The study has several limitations. Firstly, ITN use the previous night was assessed by asking the caregiver, which may be prone to social desirability bias [33]. The use of an ITN will usually vary over the transmission season, but we only measured use during the baseline survey. This may have impacted on our ability to identify an association between ITN usage and indoor density of malaria vectors. Secondly, the study did not collect information on all possible risk factors for malaria vector house entry. For example, whether the doors were kept open until late in the evening was not included in the risk factors assessed. The analysis did not adjust for unmeasured risk factors, which may have confounded the associations observed.

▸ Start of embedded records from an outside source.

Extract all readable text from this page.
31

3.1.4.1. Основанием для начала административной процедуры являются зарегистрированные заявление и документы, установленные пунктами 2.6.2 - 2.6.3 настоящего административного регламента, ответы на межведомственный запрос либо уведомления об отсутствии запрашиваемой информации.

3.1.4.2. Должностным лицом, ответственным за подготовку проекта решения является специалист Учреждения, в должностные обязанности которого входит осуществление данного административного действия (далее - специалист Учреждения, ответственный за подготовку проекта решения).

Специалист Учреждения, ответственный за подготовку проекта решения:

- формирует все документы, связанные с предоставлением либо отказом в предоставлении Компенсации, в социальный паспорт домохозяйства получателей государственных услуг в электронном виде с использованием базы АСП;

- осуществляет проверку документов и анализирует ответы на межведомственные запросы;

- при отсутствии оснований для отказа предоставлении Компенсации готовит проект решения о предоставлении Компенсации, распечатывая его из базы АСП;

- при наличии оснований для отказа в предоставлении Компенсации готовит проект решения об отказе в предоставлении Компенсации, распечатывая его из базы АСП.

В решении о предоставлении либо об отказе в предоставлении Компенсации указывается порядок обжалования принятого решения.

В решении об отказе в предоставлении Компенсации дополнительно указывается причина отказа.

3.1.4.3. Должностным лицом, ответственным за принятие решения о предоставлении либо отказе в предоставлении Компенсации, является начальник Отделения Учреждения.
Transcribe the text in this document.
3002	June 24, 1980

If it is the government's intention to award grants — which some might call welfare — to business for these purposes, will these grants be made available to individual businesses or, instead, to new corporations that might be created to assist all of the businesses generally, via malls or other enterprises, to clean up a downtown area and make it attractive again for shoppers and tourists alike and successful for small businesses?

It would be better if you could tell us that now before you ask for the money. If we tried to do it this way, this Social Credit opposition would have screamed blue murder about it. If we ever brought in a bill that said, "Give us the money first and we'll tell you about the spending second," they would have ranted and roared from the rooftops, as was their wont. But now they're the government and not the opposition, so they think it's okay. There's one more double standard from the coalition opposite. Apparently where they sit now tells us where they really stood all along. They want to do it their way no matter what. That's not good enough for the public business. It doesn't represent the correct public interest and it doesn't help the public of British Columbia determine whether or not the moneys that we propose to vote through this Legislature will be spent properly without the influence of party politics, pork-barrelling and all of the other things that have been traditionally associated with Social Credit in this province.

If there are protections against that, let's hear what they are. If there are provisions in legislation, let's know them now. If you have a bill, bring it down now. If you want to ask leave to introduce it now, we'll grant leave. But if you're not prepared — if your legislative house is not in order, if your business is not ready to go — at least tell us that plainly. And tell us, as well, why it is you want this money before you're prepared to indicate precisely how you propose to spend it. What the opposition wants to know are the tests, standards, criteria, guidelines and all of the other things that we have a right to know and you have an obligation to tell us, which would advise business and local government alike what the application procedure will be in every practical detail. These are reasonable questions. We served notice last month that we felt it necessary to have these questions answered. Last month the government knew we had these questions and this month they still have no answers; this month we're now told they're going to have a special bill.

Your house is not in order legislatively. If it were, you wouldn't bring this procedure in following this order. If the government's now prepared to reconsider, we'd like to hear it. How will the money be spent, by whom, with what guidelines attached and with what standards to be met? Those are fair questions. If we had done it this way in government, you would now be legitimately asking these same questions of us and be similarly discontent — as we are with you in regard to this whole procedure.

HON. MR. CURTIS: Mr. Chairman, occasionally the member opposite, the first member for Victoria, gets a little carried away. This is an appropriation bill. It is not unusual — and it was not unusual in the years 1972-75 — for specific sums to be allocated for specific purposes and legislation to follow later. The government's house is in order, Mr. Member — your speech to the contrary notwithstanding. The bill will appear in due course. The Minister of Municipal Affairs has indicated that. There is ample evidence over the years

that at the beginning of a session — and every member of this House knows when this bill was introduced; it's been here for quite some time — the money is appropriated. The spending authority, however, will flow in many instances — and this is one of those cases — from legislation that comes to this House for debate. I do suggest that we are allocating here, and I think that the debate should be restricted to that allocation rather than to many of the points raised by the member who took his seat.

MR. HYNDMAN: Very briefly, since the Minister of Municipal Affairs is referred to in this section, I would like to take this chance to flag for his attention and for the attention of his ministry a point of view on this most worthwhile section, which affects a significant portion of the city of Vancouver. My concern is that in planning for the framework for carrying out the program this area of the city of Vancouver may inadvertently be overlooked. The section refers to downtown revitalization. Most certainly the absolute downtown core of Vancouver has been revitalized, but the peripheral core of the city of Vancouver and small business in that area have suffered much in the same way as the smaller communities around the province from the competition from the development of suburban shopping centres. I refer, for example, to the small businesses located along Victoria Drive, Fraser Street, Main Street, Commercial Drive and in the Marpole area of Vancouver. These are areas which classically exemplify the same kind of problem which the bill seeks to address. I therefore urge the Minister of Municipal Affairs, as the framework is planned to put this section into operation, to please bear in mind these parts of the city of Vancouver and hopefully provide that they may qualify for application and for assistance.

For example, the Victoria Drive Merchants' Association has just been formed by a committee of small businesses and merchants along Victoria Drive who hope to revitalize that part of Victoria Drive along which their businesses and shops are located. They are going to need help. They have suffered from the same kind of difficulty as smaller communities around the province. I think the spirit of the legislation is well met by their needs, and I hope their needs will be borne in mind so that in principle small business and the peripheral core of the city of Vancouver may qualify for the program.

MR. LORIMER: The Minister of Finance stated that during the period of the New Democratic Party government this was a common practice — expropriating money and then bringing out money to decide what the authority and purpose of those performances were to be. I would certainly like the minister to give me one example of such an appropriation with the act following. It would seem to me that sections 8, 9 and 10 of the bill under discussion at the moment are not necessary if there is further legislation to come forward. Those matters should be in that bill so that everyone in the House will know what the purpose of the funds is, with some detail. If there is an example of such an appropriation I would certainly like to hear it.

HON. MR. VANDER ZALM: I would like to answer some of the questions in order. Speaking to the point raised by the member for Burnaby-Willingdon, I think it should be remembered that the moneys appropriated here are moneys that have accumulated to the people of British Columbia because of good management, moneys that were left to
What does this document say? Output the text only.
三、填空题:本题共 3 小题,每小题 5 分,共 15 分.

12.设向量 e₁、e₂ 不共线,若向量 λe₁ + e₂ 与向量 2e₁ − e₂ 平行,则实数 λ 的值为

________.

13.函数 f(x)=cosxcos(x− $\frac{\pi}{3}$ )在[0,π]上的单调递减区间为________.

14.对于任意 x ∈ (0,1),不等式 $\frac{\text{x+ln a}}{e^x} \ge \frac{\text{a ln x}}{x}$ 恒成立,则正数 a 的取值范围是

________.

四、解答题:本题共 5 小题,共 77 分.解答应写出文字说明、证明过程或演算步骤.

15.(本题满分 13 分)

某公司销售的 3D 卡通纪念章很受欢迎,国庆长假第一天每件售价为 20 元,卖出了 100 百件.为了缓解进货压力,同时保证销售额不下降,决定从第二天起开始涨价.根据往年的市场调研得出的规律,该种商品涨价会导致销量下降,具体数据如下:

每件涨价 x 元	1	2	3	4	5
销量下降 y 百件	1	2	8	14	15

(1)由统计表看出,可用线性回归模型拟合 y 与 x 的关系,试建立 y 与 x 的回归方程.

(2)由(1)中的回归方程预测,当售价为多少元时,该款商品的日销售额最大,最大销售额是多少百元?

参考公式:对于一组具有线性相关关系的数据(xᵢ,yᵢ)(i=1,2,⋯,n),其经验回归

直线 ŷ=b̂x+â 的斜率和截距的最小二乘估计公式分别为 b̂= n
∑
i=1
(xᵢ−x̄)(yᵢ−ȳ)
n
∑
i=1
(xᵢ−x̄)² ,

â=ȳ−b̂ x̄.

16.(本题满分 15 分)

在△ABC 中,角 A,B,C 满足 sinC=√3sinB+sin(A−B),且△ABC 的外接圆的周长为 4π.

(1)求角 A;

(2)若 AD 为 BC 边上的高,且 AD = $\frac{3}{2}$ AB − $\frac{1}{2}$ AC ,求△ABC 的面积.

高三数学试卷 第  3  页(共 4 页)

The cohort study in which this entomological study was nested did not identify strong risk factors for P. falciparum infection, with only overnight travel and higher SES factor score being associated with higher rates of P. falciparum infection [22]. It is difficult to reconcile the entomological and epidemiological findings and further studies are needed. It is perhaps unsurprising that the risk factors for malaria vector density and P. falciparum infection in children differed, since higher indoor vector density does not automatically imply higher infection risk. The indoor density of malaria vectors may be less important in this study area due to the observation of increasing outdoor biting with some studies suggesting ~ 54% of An. gambiae s.l. host seeking outdoors [34] or more simply, it does not accurately reflect the transmission intensity experienced by a child sleeping under a net. Research also suggests that the study communities spend more time outside in the peri-domestic environment during peak biting times than previously thought [35].

What are the implications of the study findings for vector control and future research? The study highlights the potential of improved housing to reduce malaria transmission and supports the results of systematic reviews and multi-country research studies on this topic [36, 37]. Housing improvements tend to be implemented as a package and, in line with this, our study found that metal-roof sleeping spaces were more likely to have floors and walls made of finished materials than thatch-roof sleeping spaces. Improving house construction should be a focus for malaria reduction, with increasing evidence in support of screened, self-closing doors, closed eaves, raising buildings off the ground, screened windows on either side of building for ventilation and solid roofs [16, 38, 39]. As well as contributing to the development agenda, there is also evidence that improved housing can reduce risk of other major causes of death in children including diarrhoea, growth failure and anaemia [40]. While other vector control tools such as dual-active ingredient ITNs are now being deployed in the study area, the study results highlight the importance of non-insecticidal interventions such as house improvement to increase long-term resilience against malaria and for insecticide resistance management.

Conclusion

This study in south-west Burkina Faso demonstrates a 45% reduction in indoor density of malaria vectors in sleeping spaces with a metal roof compared to those sleeping spaces with thatch roofs. The study adds to the growing evidence base supporting the use of housing improvement against malaria.